Knows How to Make You Foreigners Comfortable

Britain’s tourism agency, VisitBritain, has come through with a list of handy stereo… I mean, tips, on how to handle the strange  foreign visitors that may stumble onto the shores of Airstrip One.  Choice cuts:

Do not be alarmed if South Africans announce that they were held up by robots.
To a South African the word robot means traffic lights. ‘’Takkies’’ means trainers, a barbecue is a ‘braai’, and ‘’howzit’’ is an informal way of saying hello. When in a social situation with a South African do not place your thumb between your forefinger and your second finger – it is an obscene gesture.

Avoid physical contact when first meeting someone from India.

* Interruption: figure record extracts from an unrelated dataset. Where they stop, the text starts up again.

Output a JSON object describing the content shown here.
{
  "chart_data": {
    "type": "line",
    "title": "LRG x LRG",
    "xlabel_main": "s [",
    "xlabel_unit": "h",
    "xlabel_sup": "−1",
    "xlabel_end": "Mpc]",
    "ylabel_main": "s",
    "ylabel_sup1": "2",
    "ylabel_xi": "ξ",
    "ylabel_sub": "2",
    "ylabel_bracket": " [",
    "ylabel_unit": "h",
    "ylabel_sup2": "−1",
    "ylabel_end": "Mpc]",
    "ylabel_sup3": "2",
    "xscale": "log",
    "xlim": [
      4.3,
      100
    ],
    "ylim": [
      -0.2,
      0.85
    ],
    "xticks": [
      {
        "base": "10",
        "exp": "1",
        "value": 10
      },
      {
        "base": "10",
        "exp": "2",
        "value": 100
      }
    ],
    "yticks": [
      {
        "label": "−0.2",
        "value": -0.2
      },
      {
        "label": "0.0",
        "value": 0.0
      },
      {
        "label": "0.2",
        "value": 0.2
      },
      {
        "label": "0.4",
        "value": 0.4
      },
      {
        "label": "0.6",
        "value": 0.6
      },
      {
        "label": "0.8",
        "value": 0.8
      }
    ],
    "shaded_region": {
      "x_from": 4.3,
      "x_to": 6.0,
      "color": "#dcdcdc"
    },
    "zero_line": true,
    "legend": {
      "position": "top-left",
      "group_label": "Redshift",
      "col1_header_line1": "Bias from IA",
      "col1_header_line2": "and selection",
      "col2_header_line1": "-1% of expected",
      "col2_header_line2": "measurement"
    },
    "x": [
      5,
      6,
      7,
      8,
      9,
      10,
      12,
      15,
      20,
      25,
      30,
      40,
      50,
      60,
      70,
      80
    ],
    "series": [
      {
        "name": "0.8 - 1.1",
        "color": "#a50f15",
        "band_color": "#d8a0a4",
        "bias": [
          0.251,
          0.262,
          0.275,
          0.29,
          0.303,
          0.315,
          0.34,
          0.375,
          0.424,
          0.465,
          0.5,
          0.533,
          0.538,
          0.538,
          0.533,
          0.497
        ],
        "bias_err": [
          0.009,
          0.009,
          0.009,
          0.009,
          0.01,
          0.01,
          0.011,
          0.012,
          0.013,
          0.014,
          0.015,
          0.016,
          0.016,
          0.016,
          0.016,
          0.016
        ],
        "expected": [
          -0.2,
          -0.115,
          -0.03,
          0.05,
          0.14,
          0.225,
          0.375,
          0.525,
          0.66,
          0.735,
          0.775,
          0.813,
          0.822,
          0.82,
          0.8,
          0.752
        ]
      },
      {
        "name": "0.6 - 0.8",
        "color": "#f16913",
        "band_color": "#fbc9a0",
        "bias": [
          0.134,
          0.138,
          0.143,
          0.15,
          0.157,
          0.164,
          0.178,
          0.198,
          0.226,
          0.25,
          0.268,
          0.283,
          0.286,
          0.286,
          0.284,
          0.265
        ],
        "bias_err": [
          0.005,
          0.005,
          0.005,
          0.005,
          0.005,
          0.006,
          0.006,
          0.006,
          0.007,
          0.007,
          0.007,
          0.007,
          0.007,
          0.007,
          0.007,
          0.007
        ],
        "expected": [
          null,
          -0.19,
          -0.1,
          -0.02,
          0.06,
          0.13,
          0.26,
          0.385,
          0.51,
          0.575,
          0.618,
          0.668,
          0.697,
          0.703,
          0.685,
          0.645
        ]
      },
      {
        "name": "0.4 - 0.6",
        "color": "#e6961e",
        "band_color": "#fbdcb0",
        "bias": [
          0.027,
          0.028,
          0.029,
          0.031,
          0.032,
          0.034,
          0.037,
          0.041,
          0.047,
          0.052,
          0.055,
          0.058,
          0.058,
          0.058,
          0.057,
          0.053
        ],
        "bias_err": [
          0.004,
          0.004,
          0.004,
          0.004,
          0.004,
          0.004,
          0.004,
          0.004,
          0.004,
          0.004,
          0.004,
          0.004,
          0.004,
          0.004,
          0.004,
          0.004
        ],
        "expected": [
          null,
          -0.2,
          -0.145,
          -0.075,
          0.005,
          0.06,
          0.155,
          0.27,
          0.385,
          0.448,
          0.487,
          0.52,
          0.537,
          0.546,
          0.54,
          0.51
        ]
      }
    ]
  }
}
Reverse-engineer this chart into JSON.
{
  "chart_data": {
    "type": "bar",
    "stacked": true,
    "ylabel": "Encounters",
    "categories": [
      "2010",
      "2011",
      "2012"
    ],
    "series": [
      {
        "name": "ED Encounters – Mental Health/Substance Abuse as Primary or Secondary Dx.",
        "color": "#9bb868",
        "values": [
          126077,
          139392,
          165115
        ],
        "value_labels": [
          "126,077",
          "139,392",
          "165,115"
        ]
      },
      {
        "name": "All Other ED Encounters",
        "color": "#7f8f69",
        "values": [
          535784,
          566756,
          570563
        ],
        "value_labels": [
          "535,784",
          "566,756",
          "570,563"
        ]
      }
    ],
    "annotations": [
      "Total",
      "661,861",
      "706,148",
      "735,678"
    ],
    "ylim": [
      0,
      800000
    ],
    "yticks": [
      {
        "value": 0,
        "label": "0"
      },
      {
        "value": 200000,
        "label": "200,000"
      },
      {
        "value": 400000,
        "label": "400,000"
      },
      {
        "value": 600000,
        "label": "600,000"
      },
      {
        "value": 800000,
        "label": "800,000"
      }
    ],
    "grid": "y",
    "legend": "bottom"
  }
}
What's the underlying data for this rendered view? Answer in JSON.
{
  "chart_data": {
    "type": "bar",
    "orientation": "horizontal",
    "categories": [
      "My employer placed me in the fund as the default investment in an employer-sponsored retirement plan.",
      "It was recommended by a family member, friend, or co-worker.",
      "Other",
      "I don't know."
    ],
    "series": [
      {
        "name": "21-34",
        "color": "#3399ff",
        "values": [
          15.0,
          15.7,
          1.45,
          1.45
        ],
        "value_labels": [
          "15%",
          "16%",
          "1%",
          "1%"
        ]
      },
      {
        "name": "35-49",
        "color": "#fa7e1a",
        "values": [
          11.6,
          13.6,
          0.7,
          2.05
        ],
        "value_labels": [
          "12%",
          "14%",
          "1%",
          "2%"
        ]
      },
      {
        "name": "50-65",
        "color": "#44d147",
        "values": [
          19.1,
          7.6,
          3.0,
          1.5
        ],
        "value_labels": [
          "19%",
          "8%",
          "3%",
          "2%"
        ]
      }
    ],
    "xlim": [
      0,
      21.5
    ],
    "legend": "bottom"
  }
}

Avoid saying ‘’thank you’’ to a Chinese compliment.
Instead, politely deny a compliment to show humility. If you compliment a Chinese person, expect a denial in reply. The Chinese are famous for communicating by “Saying it without saying it.” You will have to learn to read between the lines. Use only black and white materials for presentations, as colours have significant meanings in Chinese culture.

Never imply Poles drink excessively.
Despite stereotypes, Poles are not large consumers of alcohol and excessive drinking is frowned upon.

What, no “Americans are heavily armed at all times”?  Nothing about the Germans having a strip of LEDs running down their shinbone?  What are we learning here, really?